You can't get the sourcecode (using inspect) from a function defined within a shell session or an exec call... This will fail:
code = """
import inspect
def my_fun(n):
return n ** 2
inspect.getsource(my_fun)
"""
exec(code)
The same if you define the function in a shell session.
It kinda makes sense, because the findsource tries to read the lines from the source file[0], which doesn't exist.
But i'm wondering if this limitation could be somehow overcome? 🤔
[0] https://github.com/python/cpython/blob/0ee2d77331f2362fcaab20cc678530b18e467e3c/Lib/inspect.py#L1130
it might be overcome by that change where they put the REPL/shell sessions in temporary files
I think I just found a bug. Can anyone confirm that this is in fact unintentional?
class ConstructsNone(BaseException):
@classmethod
def __new__(*args, **kwargs): return None
raise Exception("Printing this exception raises an exception :3") from ConstructsNone
In Python/ceval.c, in do_raise(), when you raise an object, cpython checks if it's an exception type, and if it is, constructs it by calling it with no arguments. Then it checks to make sure that what was constructed is in fact an exception. Then it does the same thing for the exception's cause. If it's a type, it constructs the cause by calling it with no arguments. But, for the cause, it actually doesn't check to make sure that the result of the call is in fact an exception, it just stores the result without checking.

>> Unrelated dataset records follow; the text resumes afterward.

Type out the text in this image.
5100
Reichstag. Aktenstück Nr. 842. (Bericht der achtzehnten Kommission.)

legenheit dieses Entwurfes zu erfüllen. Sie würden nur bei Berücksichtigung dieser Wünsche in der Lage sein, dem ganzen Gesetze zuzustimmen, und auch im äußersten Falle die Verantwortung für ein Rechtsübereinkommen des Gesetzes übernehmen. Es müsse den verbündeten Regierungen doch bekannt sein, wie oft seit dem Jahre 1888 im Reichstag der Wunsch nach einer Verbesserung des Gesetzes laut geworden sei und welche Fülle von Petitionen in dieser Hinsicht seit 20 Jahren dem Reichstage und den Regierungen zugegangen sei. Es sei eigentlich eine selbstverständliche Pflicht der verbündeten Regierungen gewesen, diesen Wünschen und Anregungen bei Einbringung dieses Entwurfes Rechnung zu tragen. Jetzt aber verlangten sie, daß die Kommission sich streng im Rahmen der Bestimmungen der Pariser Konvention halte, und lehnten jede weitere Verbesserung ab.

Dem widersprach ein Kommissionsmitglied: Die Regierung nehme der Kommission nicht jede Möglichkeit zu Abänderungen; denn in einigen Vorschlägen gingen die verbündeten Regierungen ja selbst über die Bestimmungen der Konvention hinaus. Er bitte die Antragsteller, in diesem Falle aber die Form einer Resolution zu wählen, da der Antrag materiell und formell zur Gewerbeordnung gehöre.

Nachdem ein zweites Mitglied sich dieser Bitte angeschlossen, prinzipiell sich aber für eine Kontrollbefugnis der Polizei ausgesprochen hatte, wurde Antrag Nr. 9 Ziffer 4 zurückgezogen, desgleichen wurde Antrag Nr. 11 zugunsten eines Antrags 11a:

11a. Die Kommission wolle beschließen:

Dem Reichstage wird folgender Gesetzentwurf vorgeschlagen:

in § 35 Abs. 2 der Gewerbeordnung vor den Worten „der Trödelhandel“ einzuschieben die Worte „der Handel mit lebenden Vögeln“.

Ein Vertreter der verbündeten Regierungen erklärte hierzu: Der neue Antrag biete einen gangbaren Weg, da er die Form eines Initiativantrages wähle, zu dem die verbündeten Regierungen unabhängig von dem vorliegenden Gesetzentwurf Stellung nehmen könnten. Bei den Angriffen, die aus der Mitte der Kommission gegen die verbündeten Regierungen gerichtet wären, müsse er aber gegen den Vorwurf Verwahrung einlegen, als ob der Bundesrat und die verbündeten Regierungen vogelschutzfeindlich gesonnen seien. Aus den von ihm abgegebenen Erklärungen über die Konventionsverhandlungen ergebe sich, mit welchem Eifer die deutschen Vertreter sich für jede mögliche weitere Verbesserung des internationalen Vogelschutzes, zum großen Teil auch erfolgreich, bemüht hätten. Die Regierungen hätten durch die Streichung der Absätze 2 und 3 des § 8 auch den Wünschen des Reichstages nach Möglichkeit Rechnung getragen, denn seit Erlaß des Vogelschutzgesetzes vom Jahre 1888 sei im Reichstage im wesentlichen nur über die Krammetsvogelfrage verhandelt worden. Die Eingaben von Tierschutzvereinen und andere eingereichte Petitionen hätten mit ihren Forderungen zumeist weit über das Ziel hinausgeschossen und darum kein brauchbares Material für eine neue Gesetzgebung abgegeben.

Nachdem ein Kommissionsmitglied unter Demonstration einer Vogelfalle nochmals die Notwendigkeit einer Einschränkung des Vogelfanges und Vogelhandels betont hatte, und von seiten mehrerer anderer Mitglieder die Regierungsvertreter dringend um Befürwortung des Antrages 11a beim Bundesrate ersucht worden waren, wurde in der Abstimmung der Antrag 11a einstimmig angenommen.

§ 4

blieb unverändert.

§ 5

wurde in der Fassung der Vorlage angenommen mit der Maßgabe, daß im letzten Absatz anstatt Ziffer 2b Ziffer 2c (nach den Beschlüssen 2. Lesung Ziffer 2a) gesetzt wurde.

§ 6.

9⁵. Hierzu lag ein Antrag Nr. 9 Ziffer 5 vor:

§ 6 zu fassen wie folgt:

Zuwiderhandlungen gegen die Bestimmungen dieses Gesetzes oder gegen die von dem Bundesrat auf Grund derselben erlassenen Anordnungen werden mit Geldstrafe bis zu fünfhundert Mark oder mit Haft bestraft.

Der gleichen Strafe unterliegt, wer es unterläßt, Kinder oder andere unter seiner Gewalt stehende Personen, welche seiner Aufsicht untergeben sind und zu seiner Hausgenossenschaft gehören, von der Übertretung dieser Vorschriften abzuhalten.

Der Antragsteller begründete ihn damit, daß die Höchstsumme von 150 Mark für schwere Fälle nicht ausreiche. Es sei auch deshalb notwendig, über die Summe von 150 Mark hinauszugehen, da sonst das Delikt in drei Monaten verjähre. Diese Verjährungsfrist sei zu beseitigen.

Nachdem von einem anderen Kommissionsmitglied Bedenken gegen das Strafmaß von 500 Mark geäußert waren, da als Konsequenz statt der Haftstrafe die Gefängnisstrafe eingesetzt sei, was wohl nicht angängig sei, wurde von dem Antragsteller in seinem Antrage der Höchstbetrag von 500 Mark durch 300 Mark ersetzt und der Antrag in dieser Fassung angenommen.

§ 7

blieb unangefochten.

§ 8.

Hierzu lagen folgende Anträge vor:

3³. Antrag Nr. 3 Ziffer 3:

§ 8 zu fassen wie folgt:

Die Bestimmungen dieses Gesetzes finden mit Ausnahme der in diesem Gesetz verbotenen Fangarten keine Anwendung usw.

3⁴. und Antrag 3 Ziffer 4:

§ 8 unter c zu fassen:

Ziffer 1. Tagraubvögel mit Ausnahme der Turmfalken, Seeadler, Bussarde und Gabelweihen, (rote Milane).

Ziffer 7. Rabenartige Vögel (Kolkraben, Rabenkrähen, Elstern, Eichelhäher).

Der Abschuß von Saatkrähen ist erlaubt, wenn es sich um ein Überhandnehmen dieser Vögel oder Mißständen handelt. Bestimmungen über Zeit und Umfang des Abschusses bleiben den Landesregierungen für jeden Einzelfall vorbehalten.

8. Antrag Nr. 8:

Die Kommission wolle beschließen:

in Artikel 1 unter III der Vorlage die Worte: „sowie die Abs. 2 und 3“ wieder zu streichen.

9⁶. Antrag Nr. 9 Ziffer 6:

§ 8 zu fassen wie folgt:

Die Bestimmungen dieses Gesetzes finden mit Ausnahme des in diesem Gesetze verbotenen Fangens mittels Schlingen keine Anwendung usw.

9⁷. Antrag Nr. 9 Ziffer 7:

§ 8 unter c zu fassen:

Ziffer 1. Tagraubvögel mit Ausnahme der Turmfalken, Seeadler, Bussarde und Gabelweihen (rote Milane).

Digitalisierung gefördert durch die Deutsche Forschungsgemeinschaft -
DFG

Then, when the interpreter goes to print the cause, it expects it to be an exception. This leads to yet another exception being raised, telling you that the cause is the wrong type.
!e
class ConstructsNone(BaseException):
@classmethod
def __new__(*args, **kwargs): return None
raise Exception("Printing this exception raises an exception :3") from ConstructsNone
@grave jolt :x: Your 3.12 eval job has completed with return code 1.
001 | TypeError: print_exception(): Exception expected for value, NoneType found
002 |
003 | The above exception was the direct cause of the following exception:
004 |
005 | Traceback (most recent call last):
006 | File "/home/main.py", line 5, in <module>
007 | raise Exception("Printing this exception raises an exception :3") from ConstructsNone
008 | Exception: Printing this exception raises an exception :3
That does sound like a bug
I'll submit a PR then :3
@feral island https://github.com/python/cpython/pull/112216
:3
cool find!
Fancy seeing you here ❤️
I felt the same way 😛 That plus the bug being genuinely cool made me want to reach out
Added the test, and made sure it worked with both a patched and an unpatched version.
Hi
Is this feature implemented in CPython already or not yet? https://peps.python.org/pep-0703/#reference-counting
https://peps.python.org/pep-0703/#garbage-collection-cycle-collection
Python Enhancement Proposals (PEPs)
I think Sam has a PR open for some refcounting changes but it's not merged yet
Could you share the pull request, please?
oh actually biased refcounting was merged, https://github.com/python/cpython/pull/110764
based refcounting
Is there anything left to do -- in terms of implementing the pep?
all the stuff in https://github.com/python/cpython/issues/108219 that's not closed yet
i.e., a lot
I would also highly appreciate if someone would give me an explanation about this issue here:
https://github.com/python/cpython/issues/84752
Eric said this is still an active issue and needs to be resolved.
I suppose they are open to new contributions/contributors.